Toyota Engineering and Manufacturing North America (TEMA) has decided to roll out a flying car having wheels that can pass as rotatory wings like that of a helicopter. The company has filed a patent application in this regard.
As the buzz goes, Toyota’s take on the concept is an unconventional idea, even by flying car standards. The car will fly after its wheels turn into spring-loaded, pop-out helicopter rotors.
The company has filed the petition for a “dual mode vehicle, wheels for the vehicle and a method of transitioning the vehicle from a land mode to a flight mode.”
Imagine being stuck in a mammoth of a traffic jam that can make you tear your hair out. With this copter car, you can now switch from your current orthodox mode of commute and take it to the skies by triggering its flying mode. The moment you do that, the wheels will sprout rotor blades, spinning just like those typical helicopter rotors. These rotors provide an upward lift to the vehicle, enabling it to fly.
The patent describes the copter car as having wheels attached to spaced arms that extend to a central pivot. It further maintains that the wheel-cum-rotors shall be powered by an electric motor connected to a power system.

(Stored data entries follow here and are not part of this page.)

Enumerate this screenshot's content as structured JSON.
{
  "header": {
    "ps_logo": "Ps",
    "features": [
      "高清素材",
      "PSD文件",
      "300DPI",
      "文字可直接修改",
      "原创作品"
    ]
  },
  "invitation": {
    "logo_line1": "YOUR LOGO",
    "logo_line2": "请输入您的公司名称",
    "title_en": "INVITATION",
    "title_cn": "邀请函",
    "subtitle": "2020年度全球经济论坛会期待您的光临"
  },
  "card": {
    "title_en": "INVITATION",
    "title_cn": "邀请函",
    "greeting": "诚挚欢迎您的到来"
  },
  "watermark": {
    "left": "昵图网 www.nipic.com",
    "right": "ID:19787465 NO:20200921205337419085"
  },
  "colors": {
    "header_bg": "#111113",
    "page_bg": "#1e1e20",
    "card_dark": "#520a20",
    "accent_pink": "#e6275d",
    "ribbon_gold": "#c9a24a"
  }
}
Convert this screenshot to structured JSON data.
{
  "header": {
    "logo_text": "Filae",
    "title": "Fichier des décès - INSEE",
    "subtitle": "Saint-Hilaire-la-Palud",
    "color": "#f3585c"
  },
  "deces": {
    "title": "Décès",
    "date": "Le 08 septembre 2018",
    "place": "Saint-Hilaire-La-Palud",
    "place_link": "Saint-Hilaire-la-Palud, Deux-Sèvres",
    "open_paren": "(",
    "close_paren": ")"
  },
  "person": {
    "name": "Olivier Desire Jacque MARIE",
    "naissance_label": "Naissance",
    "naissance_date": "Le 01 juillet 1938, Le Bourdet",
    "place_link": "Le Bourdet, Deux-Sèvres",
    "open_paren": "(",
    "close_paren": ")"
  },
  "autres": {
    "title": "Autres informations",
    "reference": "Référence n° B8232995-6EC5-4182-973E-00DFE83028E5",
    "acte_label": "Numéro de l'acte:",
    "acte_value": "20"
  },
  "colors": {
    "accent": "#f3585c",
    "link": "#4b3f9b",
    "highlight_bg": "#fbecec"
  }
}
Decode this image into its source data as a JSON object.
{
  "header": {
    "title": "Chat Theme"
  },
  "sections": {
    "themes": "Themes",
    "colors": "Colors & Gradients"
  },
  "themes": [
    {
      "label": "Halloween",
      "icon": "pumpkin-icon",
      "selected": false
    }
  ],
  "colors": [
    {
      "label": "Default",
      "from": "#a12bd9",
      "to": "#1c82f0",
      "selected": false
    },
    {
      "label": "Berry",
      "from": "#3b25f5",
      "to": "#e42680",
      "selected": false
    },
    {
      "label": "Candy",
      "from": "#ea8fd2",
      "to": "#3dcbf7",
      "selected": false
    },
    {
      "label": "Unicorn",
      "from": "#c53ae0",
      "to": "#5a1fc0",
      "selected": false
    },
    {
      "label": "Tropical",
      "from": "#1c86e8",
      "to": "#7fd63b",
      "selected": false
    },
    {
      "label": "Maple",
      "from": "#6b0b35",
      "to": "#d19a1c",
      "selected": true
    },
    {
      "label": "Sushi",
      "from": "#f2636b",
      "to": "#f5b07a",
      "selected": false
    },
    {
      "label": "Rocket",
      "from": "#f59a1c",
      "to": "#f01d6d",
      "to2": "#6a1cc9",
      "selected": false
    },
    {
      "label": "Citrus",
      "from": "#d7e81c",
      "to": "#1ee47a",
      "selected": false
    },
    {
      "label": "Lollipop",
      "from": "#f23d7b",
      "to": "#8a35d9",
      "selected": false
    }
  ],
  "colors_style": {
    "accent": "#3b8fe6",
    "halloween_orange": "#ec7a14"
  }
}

However, it is not clear what this power system would be. It can be a hydrogen fuel cell, gas turbine generator, battery pack, or “any other energy conversion device capable of generating sufficient electric power to drive the wheels of the dual mode vehicle.”
The patent also states that the vehicle, when switched to on-land mode, can steer as a vehicle on tracks like bulldozers, tanks, excavators, by “changing the speed of the wheels on one side of the dual mode vehicle,” to facilitate the turning.
Nevertheless, the vehicle’s efficiency or effectiveness when driving in the routine city traffic is debatable. Also, it is just a patent application at this point in time. Whether the company succeeds in gathering the resources and technologies to create this vehicle is uncertain for now.
It is worth mentioning here that many other companies such as Uber, Terrafugia, and Aston Martin are working on their own concept of flying cars. Therefore, Toyota’s foray into this sector isn’t all that surprising.